PURPOSE: We assessed variability in the diagnostic performance of NMP22 for detecting recurrence and progression in patients with Ta, T1, and/or CIS transitional cell carcinoma of the bladder in a large international cohort. MATERIALS AND METHODS: NMP22 voided urine levels were measured in 2,871 patients who underwent office cystoscopy for monitoring previous stage Ta, T1 and/or CIS transitional cell carcinoma at 12 participating institutions. RESULTS: Patient characteristics varied considerably among institutions. Overall 1,045 patients (36.4%) had recurrent transitional cell carcinoma (range across institutions 13.6% to 54.3%). Median NMP22 was 5.5 U/ml (range across institutions 2.5 to 18.8). Of the patients 33.5% had grade III tumors (range across institutions 20.6% to 54.0%) and 22.4% had muscle invasive tumors (range across institutions 3.2% to 38.2%). Area under the ROC curve for bladder TCC detection was 0.735 (95% CI 0.715 to 0.755, range across institutions 0.676 to 0.889). The manufacturer recommended cutoff of 10 U/ml detected 57% of cases with a 19% false-positive rate. AUC for grade III and stage T2 or greater disease was 0.806 (95% CI 0.780 to 831) and 0.864 (95% CI 0.839 to 0.890), respectively. For each NMP22 cutoff NMP22 had higher sensitivity for detecting grade III and stage T2 or greater bladder transitional cell carcinoma than for detecting any cancer. No optimal cutoffs for detecting any or aggressive bladder transitional cell carcinoma could be derived based on NMP22 values. CONCLUSIONS: There is a substantial degree of heterogeneity in the diagnostic performance of NMP22 applied to populations from different institutions. There is no clearly defined NMP22 cutoff but there is a continuum of risk for recurrence and progression.
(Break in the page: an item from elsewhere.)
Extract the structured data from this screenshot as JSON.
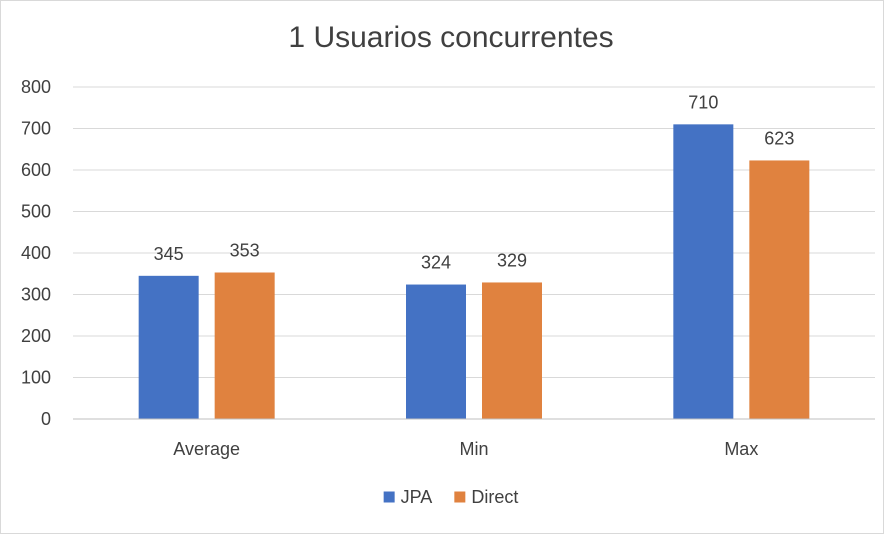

Institutional variability in the accuracy of urinary cytology for predicting recurrence of transitional cell carcinoma of the bladder.

OBJECTIVE: To assess the contemporary inter-institutional accuracy of urinary cytology in predicting the recurrence of transitional cell carcinoma (TCC) of the bladder, in a large multi-institutional cohort from four continents, as cystoscopy and urinary cytology represent the 'gold standards' for surveillance of TCC recurrences, but the ability of cytology to predict recurrence varies. PATIENTS AND METHODS: Ten institutions contributed 2542 patients with a history of superficial TCC, of whom 898 had TCC recurrence. Age- and gender-adjusted logistic regression models were used to evaluate the association between urine cytology and TCC recurrence. The predictive accuracy derived from the logistic regression model was tested using the area under the receiver operating characteristic curve. The resulting predictive accuracy estimates were internally validated with 200 bootstrap re-samples. RESULTS: The mean (range across institutions) age of the patients was 65 (48-69) years and 75 (67-87)% were men. Cytology was positive in 19 (10-38)% of patients; recurrence was identified in 35 (27-54)% of patients. The sensitivity was 38-65% across institutions. Urinary cytology varied significantly in its ability to predict recurrence of bladder cancer. Institution-specific predictive accuracy adjusted for gender and age was 0.627-0.893. Stratifying by grade and stage only partly attenuated the discrepancies between centres. CONCLUSIONS: The variability of urinary cytology results was very appreciable among the 10 centres and ranged from poor (63%) to excellent (89%).